でも・・・とも思う。これはチャンスなんじゃない?エミーリオに降りかかる火の粉を回避できるかもしれない。
「ルー姉ちゃんを放っておくととんでもないことになりそうだから、様子を見る人がいるでしょう?ランス神父様は忙しいし他の人は論外だし、僕しかいないよね?」
「う……」
痛いところを付いてくれる。確かにエミーリオを覗けばぼっちだよ。更に未来はとんでもなく寂しい欠課になっているよ。
でも、エミーリオは心配して言ってくれて悪気は無い。
だけどエミーリオ、私の基本は石橋をたたいて渡るタイプだから、自分自身からとんでもないことを引き寄せたりしないよ。周りが忌み子と騒いでいるだけ・・・のはず。

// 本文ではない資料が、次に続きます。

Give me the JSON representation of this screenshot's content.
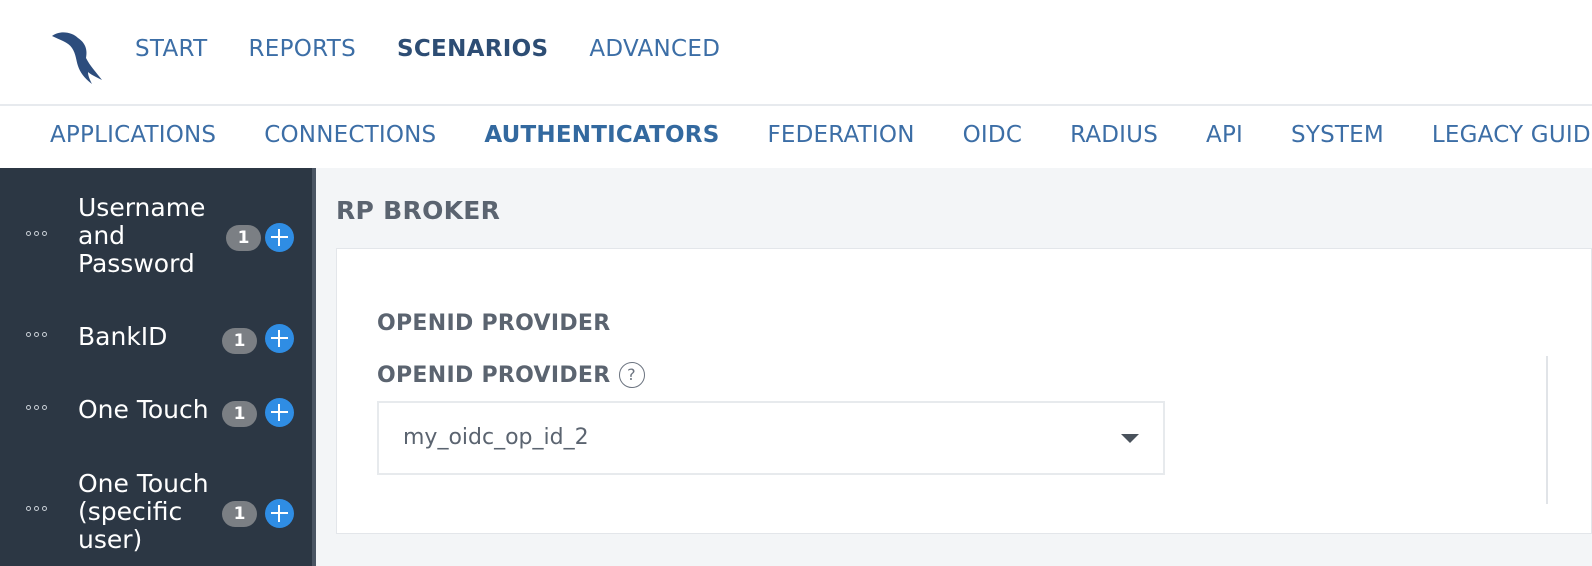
{
  "header": {
    "logo_icon": "bird-logo-icon",
    "nav": [
      {
        "label": "START",
        "active": false
      },
      {
        "label": "REPORTS",
        "active": false
      },
      {
        "label": "SCENARIOS",
        "active": true
      },
      {
        "label": "ADVANCED",
        "active": false
      }
    ]
  },
  "subnav": [
    {
      "label": "APPLICATIONS",
      "active": false
    },
    {
      "label": "CONNECTIONS",
      "active": false
    },
    {
      "label": "AUTHENTICATORS",
      "active": true
    },
    {
      "label": "FEDERATION",
      "active": false
    },
    {
      "label": "OIDC",
      "active": false
    },
    {
      "label": "RADIUS",
      "active": false
    },
    {
      "label": "API",
      "active": false
    },
    {
      "label": "SYSTEM",
      "active": false
    },
    {
      "label": "LEGACY GUIDES",
      "active": false
    }
  ],
  "sidebar": {
    "items": [
      {
        "label": "Username and Password",
        "lines": [
          "Username",
          "and",
          "Password"
        ],
        "count": "1"
      },
      {
        "label": "BankID",
        "lines": [
          "BankID"
        ],
        "count": "1"
      },
      {
        "label": "One Touch",
        "lines": [
          "One Touch"
        ],
        "count": "1"
      },
      {
        "label": "One Touch (specific user)",
        "lines": [
          "One Touch",
          "(specific",
          "user)"
        ],
        "count": "1"
      }
    ]
  },
  "main": {
    "title": "RP BROKER",
    "section_title": "OPENID PROVIDER",
    "field": {
      "label": "OPENID PROVIDER",
      "help_icon": "question-circle-icon",
      "help_glyph": "?",
      "selected_value": "my_oidc_op_id_2"
    }
  },
  "colors": {
    "accent": "#3c6ea6",
    "sidebar_bg": "#2c3744",
    "plus_button": "#2f8de4",
    "badge": "#7b7f84"
  }
}
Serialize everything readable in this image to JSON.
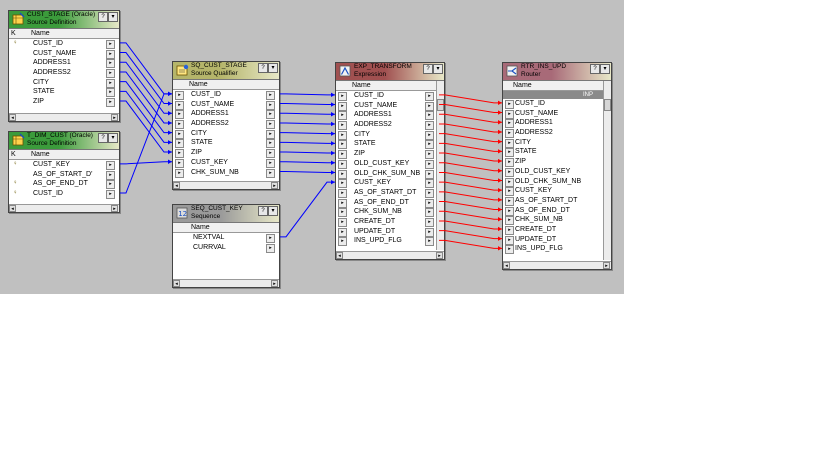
{
  "colors": {
    "source_header": "#3b9b3b",
    "qualifier_header": "#b5b56a",
    "sequence_header": "#9a9a9a",
    "expression_header": "#a05050",
    "router_header": "#a86a78",
    "wire_blue": "#0000ff",
    "wire_red": "#ff0000"
  },
  "transforms": [
    {
      "id": "src1",
      "title": "CUST_STAGE (Oracle)",
      "subtitle": "Source Definition",
      "icon": "source-definition-icon",
      "header": {
        "key": "K",
        "name": "Name"
      },
      "ports": [
        {
          "key": "key-icon",
          "name": "CUST_ID"
        },
        {
          "name": "CUST_NAME"
        },
        {
          "name": "ADDRESS1"
        },
        {
          "name": "ADDRESS2"
        },
        {
          "name": "CITY"
        },
        {
          "name": "STATE"
        },
        {
          "name": "ZIP"
        }
      ]
    },
    {
      "id": "src2",
      "title": "T_DIM_CUST (Oracle)",
      "subtitle": "Source Definition",
      "icon": "source-definition-icon",
      "header": {
        "key": "K",
        "name": "Name"
      },
      "ports": [
        {
          "key": "key-icon",
          "name": "CUST_KEY"
        },
        {
          "name": "AS_OF_START_D'"
        },
        {
          "key": "key-icon",
          "name": "AS_OF_END_DT"
        },
        {
          "key": "key-icon",
          "name": "CUST_ID"
        }
      ]
    },
    {
      "id": "sq",
      "title": "SQ_CUST_STAGE",
      "subtitle": "Source Qualifier",
      "icon": "source-qualifier-icon",
      "header": {
        "name": "Name"
      },
      "ports": [
        {
          "name": "CUST_ID"
        },
        {
          "name": "CUST_NAME"
        },
        {
          "name": "ADDRESS1"
        },
        {
          "name": "ADDRESS2"
        },
        {
          "name": "CITY"
        },
        {
          "name": "STATE"
        },
        {
          "name": "ZIP"
        },
        {
          "name": "CUST_KEY"
        },
        {
          "name": "CHK_SUM_NB"
        }
      ]
    },
    {
      "id": "seq",
      "title": "SEQ_CUST_KEY",
      "subtitle": "Sequence",
      "icon": "sequence-icon",
      "header": {
        "name": "Name"
      },
      "ports": [
        {
          "name": "NEXTVAL"
        },
        {
          "name": "CURRVAL"
        }
      ]
    },
    {
      "id": "exp",
      "title": "EXP_TRANSFORM",
      "subtitle": "Expression",
      "icon": "expression-icon",
      "header": {
        "name": "Name"
      },
      "ports": [
        {
          "name": "CUST_ID"
        },
        {
          "name": "CUST_NAME"
        },
        {
          "name": "ADDRESS1"
        },
        {
          "name": "ADDRESS2"
        },
        {
          "name": "CITY"
        },
        {
          "name": "STATE"
        },
        {
          "name": "ZIP"
        },
        {
          "name": "OLD_CUST_KEY"
        },
        {
          "name": "OLD_CHK_SUM_NB"
        },
        {
          "name": "CUST_KEY"
        },
        {
          "name": "AS_OF_START_DT"
        },
        {
          "name": "AS_OF_END_DT"
        },
        {
          "name": "CHK_SUM_NB"
        },
        {
          "name": "CREATE_DT"
        },
        {
          "name": "UPDATE_DT"
        },
        {
          "name": "INS_UPD_FLG"
        }
      ]
    },
    {
      "id": "rtr",
      "title": "RTR_INS_UPD",
      "subtitle": "Router",
      "icon": "router-icon",
      "header": {
        "name": "Name"
      },
      "group_label": "INP",
      "ports": [
        {
          "name": "CUST_ID"
        },
        {
          "name": "CUST_NAME"
        },
        {
          "name": "ADDRESS1"
        },
        {
          "name": "ADDRESS2"
        },
        {
          "name": "CITY"
        },
        {
          "name": "STATE"
        },
        {
          "name": "ZIP"
        },
        {
          "name": "OLD_CUST_KEY"
        },
        {
          "name": "OLD_CHK_SUM_NB"
        },
        {
          "name": "CUST_KEY"
        },
        {
          "name": "AS_OF_START_DT"
        },
        {
          "name": "AS_OF_END_DT"
        },
        {
          "name": "CHK_SUM_NB"
        },
        {
          "name": "CREATE_DT"
        },
        {
          "name": "UPDATE_DT"
        },
        {
          "name": "INS_UPD_FLG"
        }
      ]
    }
  ],
  "links": [
    {
      "from": "src1.0",
      "to": "sq.0",
      "color": "blue"
    },
    {
      "from": "src1.1",
      "to": "sq.1",
      "color": "blue"
    },
    {
      "from": "src1.2",
      "to": "sq.2",
      "color": "blue"
    },
    {
      "from": "src1.3",
      "to": "sq.3",
      "color": "blue"
    },
    {
      "from": "src1.4",
      "to": "sq.4",
      "color": "blue"
    },
    {
      "from": "src1.5",
      "to": "sq.5",
      "color": "blue"
    },
    {
      "from": "src1.6",
      "to": "sq.6",
      "color": "blue"
    },
    {
      "from": "src2.0",
      "to": "sq.7",
      "color": "blue"
    },
    {
      "from": "src2.3",
      "to": "sq.0",
      "color": "blue"
    },
    {
      "from": "sq.0",
      "to": "exp.0",
      "color": "blue"
    },
    {
      "from": "sq.1",
      "to": "exp.1",
      "color": "blue"
    },
    {
      "from": "sq.2",
      "to": "exp.2",
      "color": "blue"
    },
    {
      "from": "sq.3",
      "to": "exp.3",
      "color": "blue"
    },
    {
      "from": "sq.4",
      "to": "exp.4",
      "color": "blue"
    },
    {
      "from": "sq.5",
      "to": "exp.5",
      "color": "blue"
    },
    {
      "from": "sq.6",
      "to": "exp.6",
      "color": "blue"
    },
    {
      "from": "sq.7",
      "to": "exp.7",
      "color": "blue"
    },
    {
      "from": "sq.8",
      "to": "exp.8",
      "color": "blue"
    },
    {
      "from": "seq.0",
      "to": "exp.9",
      "color": "blue"
    },
    {
      "from": "exp.0",
      "to": "rtr.0",
      "color": "red"
    },
    {
      "from": "exp.1",
      "to": "rtr.1",
      "color": "red"
    },
    {
      "from": "exp.2",
      "to": "rtr.2",
      "color": "red"
    },
    {
      "from": "exp.3",
      "to": "rtr.3",
      "color": "red"
    },
    {
      "from": "exp.4",
      "to": "rtr.4",
      "color": "red"
    },
    {
      "from": "exp.5",
      "to": "rtr.5",
      "color": "red"
    },
    {
      "from": "exp.6",
      "to": "rtr.6",
      "color": "red"
    },
    {
      "from": "exp.7",
      "to": "rtr.7",
      "color": "red"
    },
    {
      "from": "exp.8",
      "to": "rtr.8",
      "color": "red"
    },
    {
      "from": "exp.9",
      "to": "rtr.9",
      "color": "red"
    },
    {
      "from": "exp.10",
      "to": "rtr.10",
      "color": "red"
    },
    {
      "from": "exp.11",
      "to": "rtr.11",
      "color": "red"
    },
    {
      "from": "exp.12",
      "to": "rtr.12",
      "color": "red"
    },
    {
      "from": "exp.13",
      "to": "rtr.13",
      "color": "red"
    },
    {
      "from": "exp.14",
      "to": "rtr.14",
      "color": "red"
    },
    {
      "from": "exp.15",
      "to": "rtr.15",
      "color": "red"
    }
  ]
}
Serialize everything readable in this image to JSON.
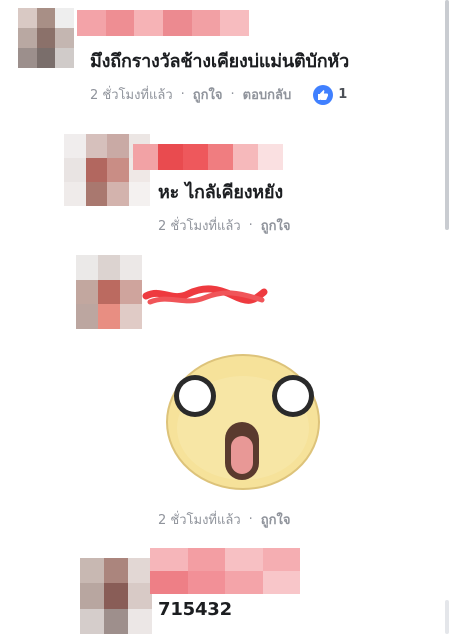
{
  "comments": [
    {
      "text": "มึงถึกรางวัลช้างเคียงบ่แม่นติบักหัว",
      "time": "2 ชั่วโมงที่แล้ว",
      "like_label": "ถูกใจ",
      "reply_label": "ตอบกลับ",
      "reaction_count": "1",
      "reaction_icon": "thumbs-up-icon"
    },
    {
      "text": "หะ ไกลัเคียงหยัง",
      "time": "2 ชั่วโมงที่แล้ว",
      "like_label": "ถูกใจ"
    },
    {
      "sticker": "shocked-face-sticker",
      "time": "2 ชั่วโมงที่แล้ว",
      "like_label": "ถูกใจ"
    },
    {
      "text": "715432"
    }
  ],
  "colors": {
    "meta_text": "#90949c",
    "like_badge": "#4080ff",
    "redaction_red": "#e8343a",
    "redaction_pink": "#f4a7a9"
  }
}
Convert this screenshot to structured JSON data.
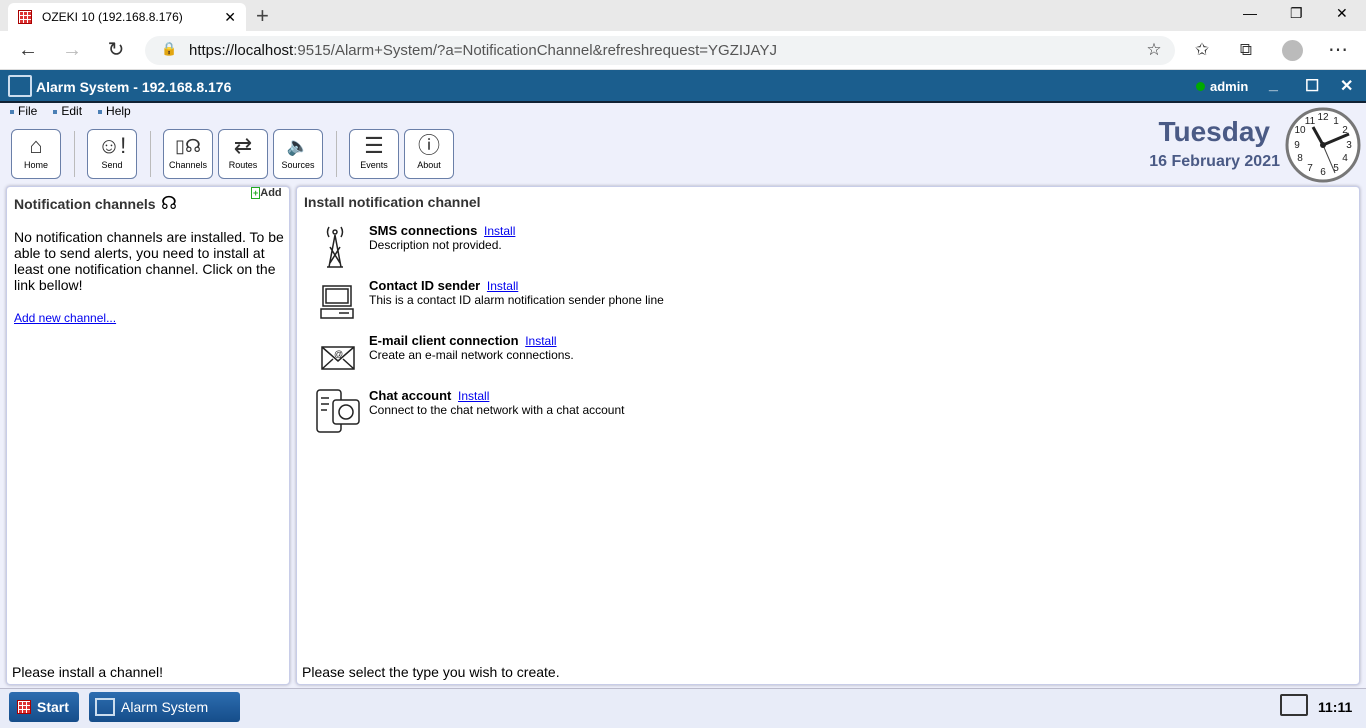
{
  "browser": {
    "tab_title": "OZEKI 10 (192.168.8.176)",
    "url_host": "https://localhost",
    "url_rest": ":9515/Alarm+System/?a=NotificationChannel&refreshrequest=YGZIJAYJ"
  },
  "app": {
    "title": "Alarm System - 192.168.8.176",
    "user": "admin",
    "user_status_color": "#00a000"
  },
  "menu": [
    "File",
    "Edit",
    "Help"
  ],
  "toolbar": [
    {
      "label": "Home",
      "icon": "home-icon"
    },
    {
      "label": "Send",
      "icon": "send-alert-icon"
    },
    {
      "label": "Channels",
      "icon": "channels-icon"
    },
    {
      "label": "Routes",
      "icon": "routes-icon"
    },
    {
      "label": "Sources",
      "icon": "speaker-icon"
    },
    {
      "label": "Events",
      "icon": "events-icon"
    },
    {
      "label": "About",
      "icon": "info-icon"
    }
  ],
  "datetime": {
    "day": "Tuesday",
    "date": "16 February 2021",
    "clock_time": "11:11"
  },
  "left_panel": {
    "title": "Notification channels",
    "add_label": "Add",
    "message": "No notification channels are installed. To be able to send alerts, you need to install at least one notification channel. Click on the link bellow!",
    "link": "Add new channel...",
    "footer": "Please install a channel!"
  },
  "right_panel": {
    "title": "Install notification channel",
    "footer": "Please select the type you wish to create.",
    "install_label": "Install",
    "items": [
      {
        "name": "SMS connections",
        "desc": "Description not provided.",
        "icon": "cell-tower-icon"
      },
      {
        "name": "Contact ID sender",
        "desc": "This is a contact ID alarm notification sender phone line",
        "icon": "computer-icon"
      },
      {
        "name": "E-mail client connection",
        "desc": "Create an e-mail network connections.",
        "icon": "email-icon"
      },
      {
        "name": "Chat account",
        "desc": "Connect to the chat network with a chat account",
        "icon": "chat-icon"
      }
    ]
  },
  "taskbar": {
    "start": "Start",
    "task": "Alarm System",
    "time": "11:11"
  }
}
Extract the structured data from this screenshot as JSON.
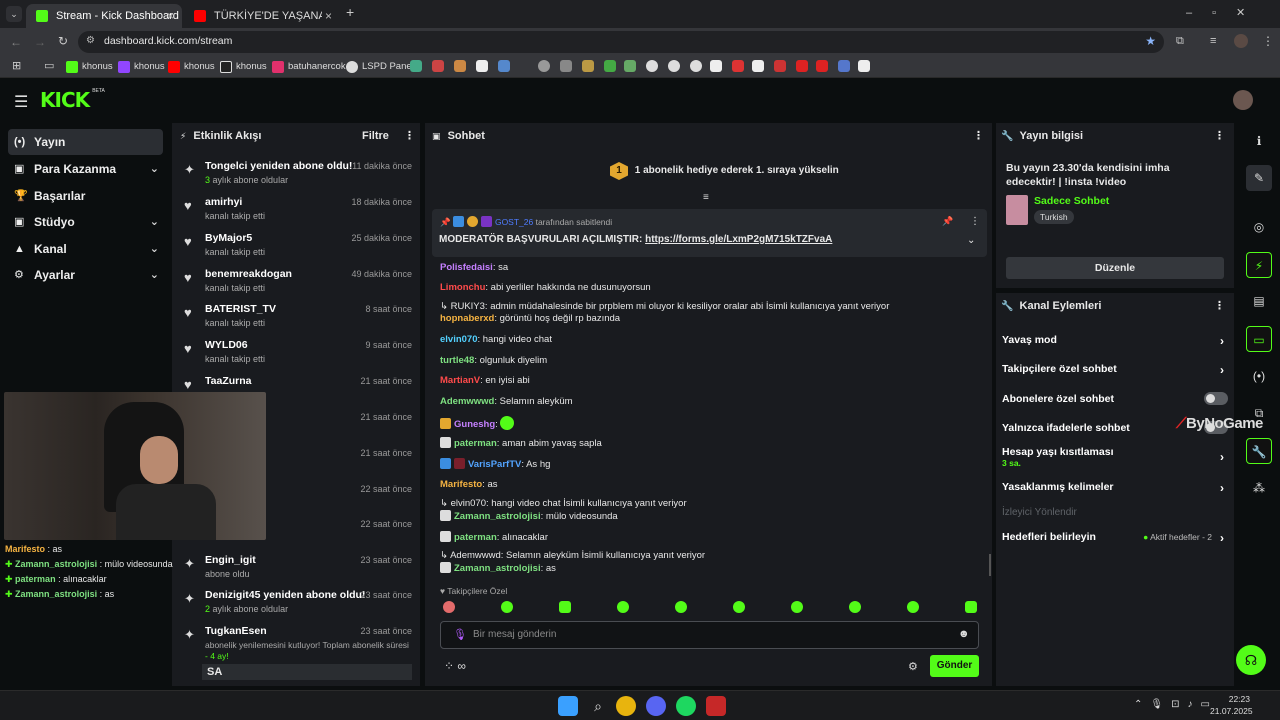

「自覚ないようだけど、いきなりボロボロの納屋に泊まりだすって行き当たりばったりだからね。外に手を加えていても、風が入る部屋で何日も寝ていたらその内、体を壊すんだからね!」
分かってる?と睨まれたら、「…はい」としか言えない。
それにしても、いつの間にかエミーリオは少しずつ大人になっていたんだねぇ。ちゃんと状況を把握して先を予測できるようになっているなんて…ん?それって私が気づかなかっただけで…私がお馬鹿だったってこと?あれ?石橋を叩いて渡るタイプのはずなんだけど…あれ?あれ?
エミーリオのお陰で、壊滅的な未来の絶望から僅かに癒された。
彼の為にまずは、壁を直して布団を作ろうと思う。何事も一気に進めるもんじゃない。一歩一歩進んでいこう。時間は足りないけど、あれこれ手を出して収集付かなくなっても困るだけだもんね。